Bible verses and the contemporary zeitgeist of the Occident served as inspiration for the painting cycle ‘Bible Stories’.
It differs from the artist´s previous work. The solid forms are partially loosened and the flowing and light is united in
a wholeness in contrast to the solid and heavy, representational.
The flowing together of the colours was intended to emphasise a pendulum between the divine and the grounded, human.
As a result many of the paintings in this cycle are spontaneous, immediate, unpredictable, both “saturating” and transparent.
The well-known Bible passages were interpreted in a new way with particular emphasis on the level of the Eastern Christian mysticism
of light, an attribute largely forgotten in the West. The flatness of these images is rooted in the world of Orthodox icons.

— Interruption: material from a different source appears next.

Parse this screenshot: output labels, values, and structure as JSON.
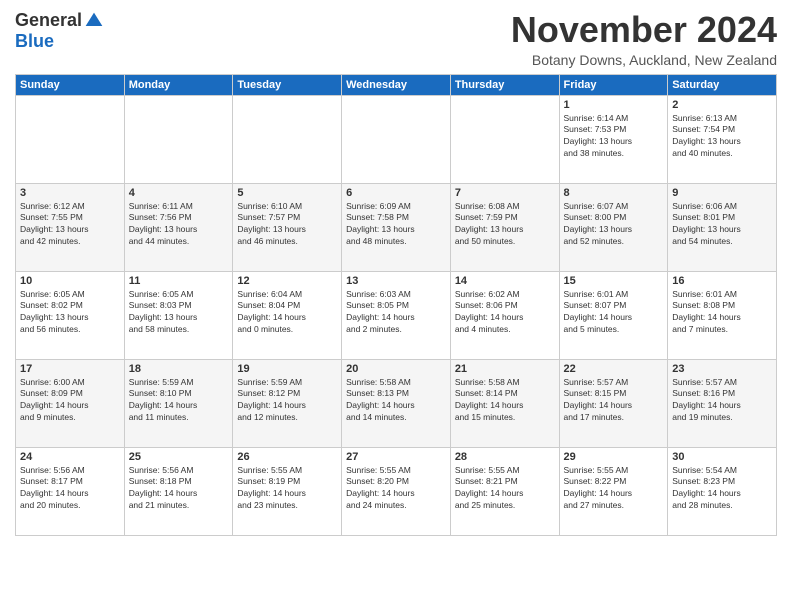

For example, in the painting ‘Annunciation’ (Luke 1:28, 20-32, 35), which was among the twelve best works of
the 2018 Herimann Prize competition, one sees lightness, light and gold pouring over the viewer. ‘Moments of light’ appear again
and again in other paintings with biblical themes, but also in ‘questioning paintings’ like ‘Everything is here and now. Is it, is it?’
or in the triptych ‘Anger and Scream: Is it Hell?’.

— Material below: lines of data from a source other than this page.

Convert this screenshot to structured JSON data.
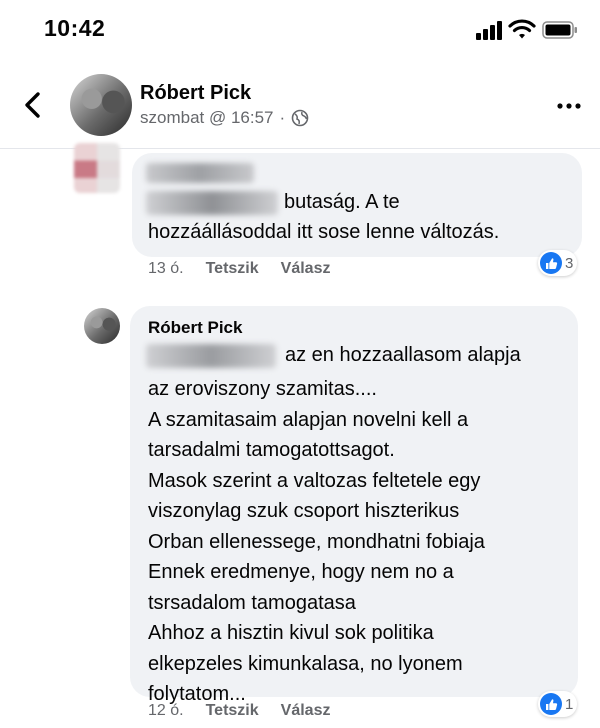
{
  "status_bar": {
    "time": "10:42"
  },
  "header": {
    "name": "Róbert Pick",
    "timestamp": "szombat @ 16:57",
    "separator": "·"
  },
  "comment": {
    "text_after_tag": "butaság. A te",
    "line2": "hozzáállásoddal itt sose lenne változás.",
    "time": "13 ó.",
    "like_label": "Tetszik",
    "reply_label": "Válasz",
    "reaction_count": "3"
  },
  "reply": {
    "author": "Róbert Pick",
    "first_line_after_tag": "az en hozzaallasom alapja",
    "lines": [
      "az eroviszony szamitas....",
      "A szamitasaim alapjan novelni kell a",
      "tarsadalmi tamogatottsagot.",
      "Masok szerint a valtozas feltetele egy",
      "viszonylag szuk csoport hiszterikus",
      "Orban ellenessege, mondhatni fobiaja",
      "Ennek eredmenye, hogy nem no a",
      "tsrsadalom tamogatasa",
      "Ahhoz a hisztin kivul sok politika",
      "elkepzeles kimunkalasa, no lyonem",
      "folytatom..."
    ],
    "time": "12 ó.",
    "like_label": "Tetszik",
    "reply_label": "Válasz",
    "reaction_count": "1"
  },
  "icons": {
    "back": "chevron-left-icon",
    "privacy": "globe-icon",
    "more": "more-horizontal-icon",
    "reaction": "like-icon"
  },
  "colors": {
    "like_blue": "#1877f2",
    "bubble_bg": "#f0f2f5",
    "meta_gray": "#65676b"
  }
}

In the painting ‘Everything is here and now. Is it, is it?’ we come across different symbols: From the face of Christ to the flowing heart;
the city and the green; to the book; the power cord; the computer and the mobile phone.

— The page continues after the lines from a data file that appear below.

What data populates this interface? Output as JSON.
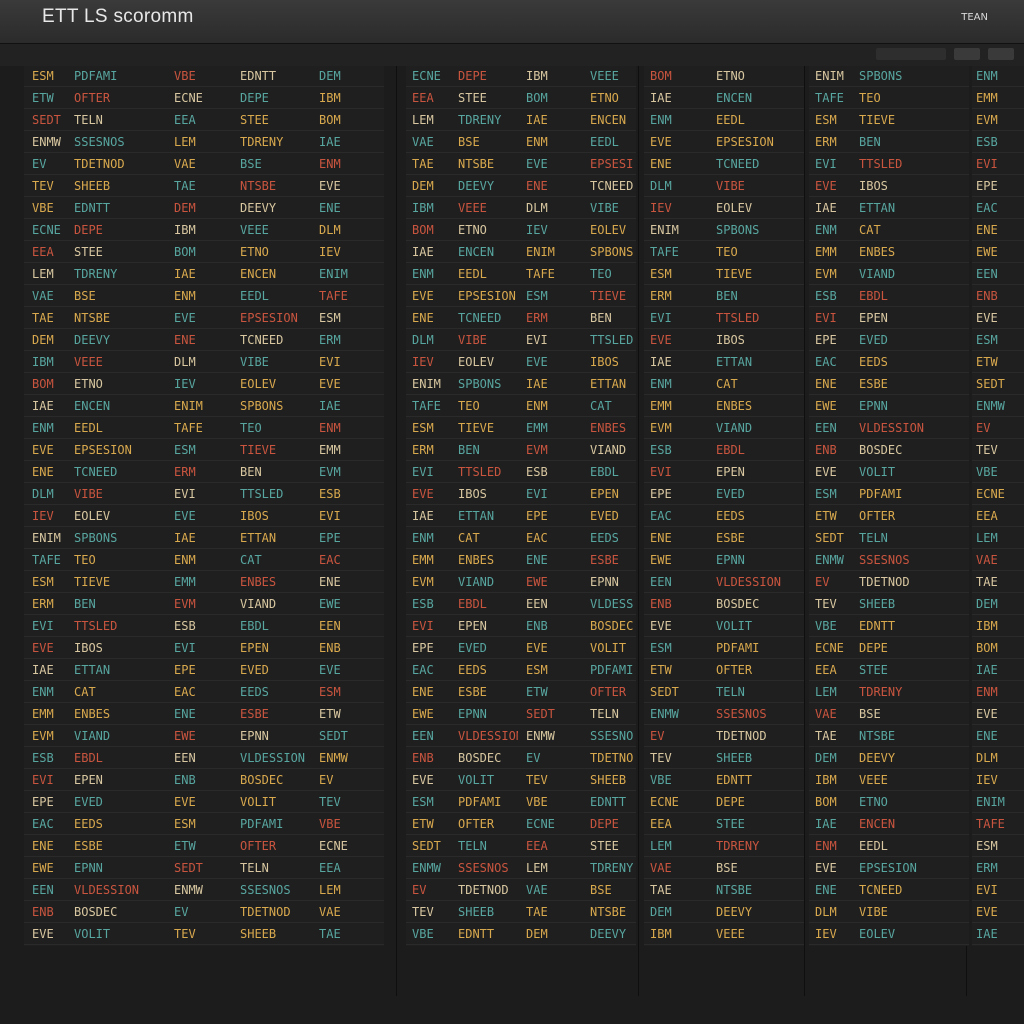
{
  "window": {
    "title": "ETT  LS scoromm",
    "right_label": "TEAN"
  },
  "icons": {
    "mini_controls": "window-controls"
  },
  "colors": {
    "background": "#1c1c1c",
    "amber": "#d9a94e",
    "teal": "#58a6a0",
    "red": "#c9553f",
    "cream": "#d8c7a0"
  },
  "panels": [
    {
      "name": "panel-1",
      "columns": [
        [
          "ESM",
          "ETW",
          "SEDT",
          "ENMW",
          "EV",
          "TEV",
          "VBE",
          "ECNE",
          "EEA",
          "LEM",
          "VAE",
          "TAE",
          "DEM",
          "IBM",
          "BOM",
          "IAE",
          "ENM",
          "EVE",
          "ENE",
          "DLM",
          "IEV",
          "ENIM",
          "TAFE",
          "ESM",
          "ERM",
          "EVI",
          "EVE",
          "IAE",
          "ENM",
          "EMM",
          "EVM",
          "ESB",
          "EVI",
          "EPE",
          "EAC",
          "ENE",
          "EWE",
          "EEN",
          "ENB",
          "EVE"
        ],
        [
          "VLDESSION",
          "BOSDEC",
          "VOLIT",
          "PDFAMI",
          "OFTER",
          "TELN",
          "SSESNOS",
          "TDETNOD",
          "SHEEB",
          "EDNTT",
          "DEPE",
          "STEE",
          "TDRENY",
          "BSE",
          "NTSBE",
          "DEEVY",
          "VEEE",
          "ETNO",
          "ENCEN",
          "EEDL",
          "EPSESION",
          "TCNEED",
          "VIBE",
          "EOLEV",
          "SPBONS",
          "TEO",
          "TIEVE",
          "BEN",
          "TTSLED",
          "IBOS",
          "ETTAN",
          "CAT",
          "ENBES",
          "VIAND",
          "EBDL",
          "EPEN",
          "EVED",
          "EEDS",
          "ESBE",
          "EPNN"
        ]
      ],
      "x": 0,
      "w": 140
    }
  ]
}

The painting is simultaneously questioning and searching for the true. It reflects the modern zeitgeist of the West and the zeitgeist
of Christianity and its dilemma.
Blessed by the Gutenbergian and Lutheran ‘revolutions of words’ symbolically represented here by the book that could also be a Bible,
we are now inundated by the words and images of our information age. Television; radio; computer; internet and mobile phone allow us
to participate in all the events of the world almost synchronously. It seems as if everything is available here and now. We can be
everywhere at the same time, but we are often withdrawn from ourselves and fellow human beings.
The image of Christ depicted in the painting ‘Everything is here and now. Is it, is it?’ is taken from the 6th century icon of Christ
Pantocrator (St. Catharine´s Monastery on Mount Sinai in Egypt). Two different facial features of the ancient icon emphasize the dual,
divine and human nature of Christ. The famous quote should be understood as a symbol for our soul and spirit, for the hidden or lost,
separate but God-seeking parts in our humanity that are born in our inner being, in our heart and not in the outer world. In many world
religions one finds the postulates that the mindful life in the here and now represents the real meaning of our existence. The Kingdom
of Heaven is to be in us, figuratively ‘interlinked’ in our hearts.